Google launches open source trademark initiative
The Open Usage Commons to help open source projects assert and manage their project identity
Google is launching a programme to help protect the identity of open source projects with trademark management.
The Open Usage Commons, developed in collaboration with academic leaders, independent contributors, and SADA Systems, is an organisation focused on extending the philosophy and definition of open source to project trademarks.
Trademarks are an important but complicated philosophy of open source, according to Google. With the Open Usage Commons, the company wants to help open source projects assert and manage their project identity through programmes specific to trademark management and conformance testing.
By creating independent ownership for trademarks, it gives contributors and consumers peace of mind regarding their use of project names in a fair and transparent way, according to Google. "One of the places we've historically seen projects stumble is in managing their trademarks - their project's name and logo," said Chris DiBona, director of open source at Google.

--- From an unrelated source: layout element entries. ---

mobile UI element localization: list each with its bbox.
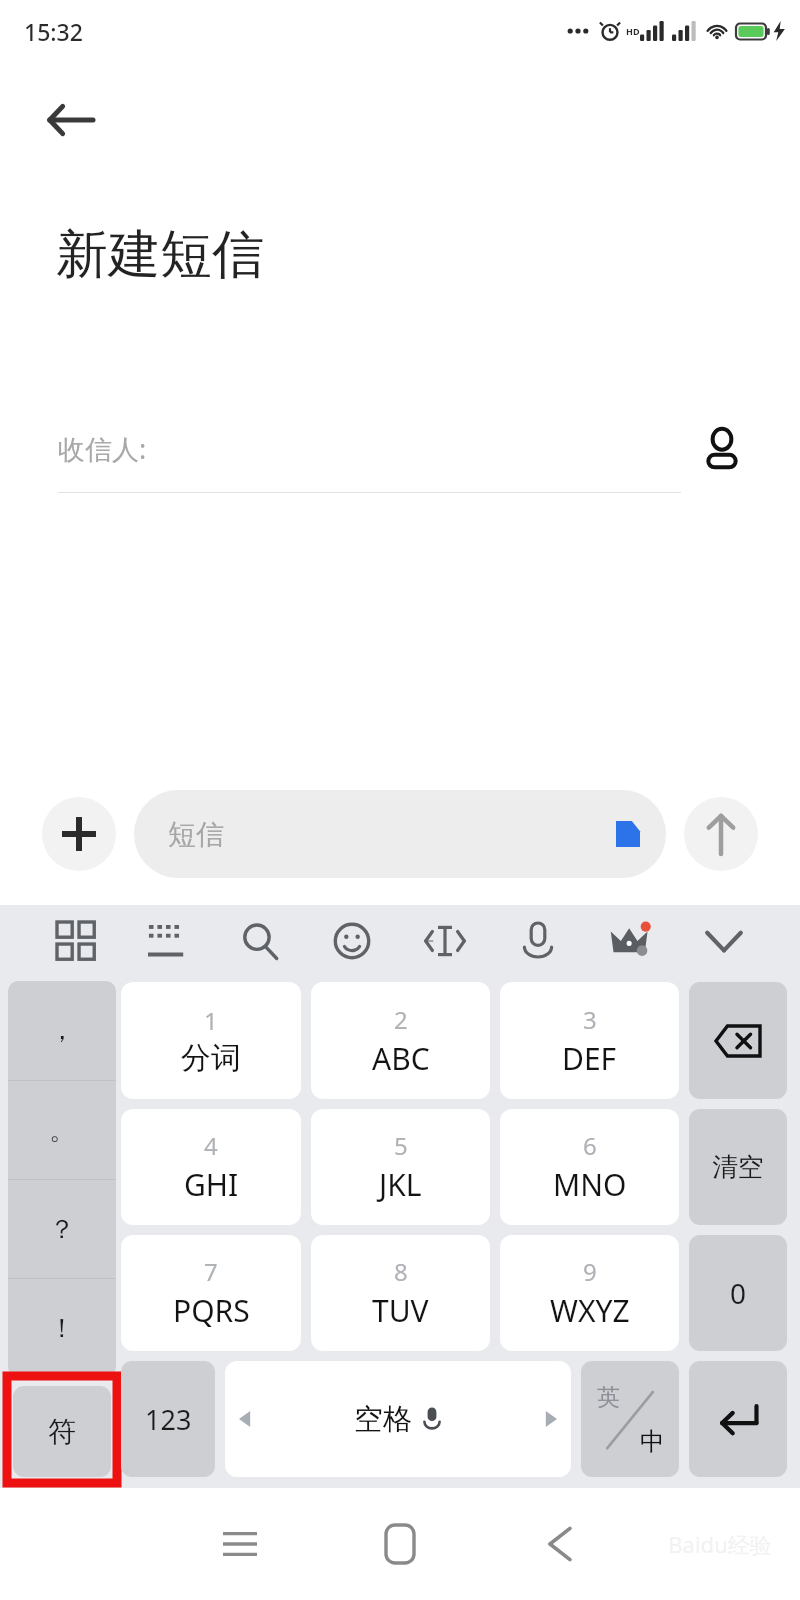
staticText: Baidu经验	[668, 1529, 772, 1559]
button[interactable]: Recents	[160, 1488, 320, 1600]
button[interactable]: Contacts	[694, 420, 750, 476]
button[interactable]: 。	[8, 1081, 116, 1179]
button[interactable]: 短信	[168, 790, 642, 878]
button[interactable]: 5	[311, 1109, 490, 1225]
button[interactable]: ！	[8, 1279, 116, 1377]
button[interactable]: 符	[13, 1386, 111, 1477]
button[interactable]: Back	[38, 88, 102, 152]
button[interactable]: Back	[480, 1488, 640, 1600]
staticText: 新建短信	[56, 222, 264, 288]
button[interactable]: 清空	[689, 1109, 787, 1225]
button[interactable]: 3	[500, 982, 679, 1099]
staticText: TUV	[372, 1290, 429, 1331]
staticText: 英	[597, 1383, 620, 1412]
staticText: 。	[49, 1114, 75, 1147]
button[interactable]: Enter	[689, 1361, 787, 1477]
button[interactable]: 9	[500, 1235, 679, 1351]
staticText: ！	[49, 1312, 75, 1345]
staticText: 短信	[168, 817, 224, 852]
button[interactable]: Move cursor	[398, 905, 491, 977]
button[interactable]: 6	[500, 1109, 679, 1225]
button[interactable]: Backspace	[689, 982, 787, 1099]
staticText: GHI	[184, 1164, 239, 1205]
button[interactable]: ，	[8, 981, 116, 1080]
staticText: 123	[145, 1401, 192, 1438]
staticText: 空格	[354, 1401, 412, 1438]
button[interactable]: 123	[121, 1361, 215, 1477]
staticText: DEF	[562, 1038, 617, 1079]
staticText: 收信人:	[58, 430, 147, 467]
button[interactable]: 0	[689, 1235, 787, 1351]
staticText: 0	[730, 1274, 747, 1312]
button[interactable]: 7	[121, 1235, 301, 1351]
staticText: ABC	[372, 1038, 430, 1079]
staticText: WXYZ	[550, 1290, 630, 1331]
staticText: 6	[583, 1129, 597, 1162]
staticText: HD	[626, 25, 640, 37]
button[interactable]: 2	[311, 982, 490, 1099]
button[interactable]: 收信人:	[58, 402, 750, 494]
staticText: 15:32	[24, 16, 83, 47]
staticText: 9	[583, 1255, 597, 1288]
staticText: 7	[204, 1255, 218, 1288]
button[interactable]: Send	[684, 797, 758, 871]
button[interactable]: 1	[121, 982, 301, 1099]
button[interactable]: Home	[320, 1488, 480, 1600]
button[interactable]: Themes	[584, 905, 677, 977]
staticText: MNO	[553, 1164, 627, 1205]
button[interactable]: Keyboard	[122, 905, 214, 977]
staticText: 4	[204, 1129, 218, 1162]
staticText: 2	[394, 1003, 408, 1036]
button[interactable]: 4	[121, 1109, 301, 1225]
button[interactable]: 8	[311, 1235, 490, 1351]
staticText: 5	[394, 1129, 408, 1162]
staticText: 符	[48, 1414, 76, 1449]
button[interactable]: Hide keyboard	[677, 905, 770, 977]
staticText: 中	[640, 1426, 665, 1457]
staticText: 清空	[712, 1151, 764, 1184]
button[interactable]: Emoji	[306, 905, 398, 977]
button[interactable]: Add attachment	[42, 797, 116, 871]
staticText: ？	[49, 1213, 75, 1246]
staticText: 1	[204, 1004, 218, 1037]
button[interactable]: Voice input	[491, 905, 584, 977]
button[interactable]: Search	[214, 905, 306, 977]
staticText: JKL	[379, 1164, 422, 1205]
staticText: PQRS	[173, 1290, 250, 1331]
button[interactable]: 空格	[239, 1361, 557, 1477]
button[interactable]: 英	[581, 1361, 679, 1477]
button[interactable]: ？	[8, 1180, 116, 1278]
staticText: ，	[49, 1014, 75, 1047]
staticText: 分词	[181, 1039, 241, 1077]
button[interactable]: Keyboard layouts	[30, 905, 122, 977]
staticText: 8	[394, 1255, 408, 1288]
staticText: 3	[583, 1003, 597, 1036]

"How project trademarks are used is different from how their code is used, as trademarks are a method of quality assurance. This includes the assurance that the code in question has an open source licence. "When trademarks are properly managed, project maintainers can define their identity, provide assurances to downstream users of the quality of their offering, and give others in the community certainty about the free and fair use of the brand."
Google said it had learned "what works well, what doesn't" from its 20-years of contributions and community collaboration in open source. The company said that understanding and managing trademarks was critical for the long-term sustainability of projects, particularly as there is an increasing number of enterprise products based on open source.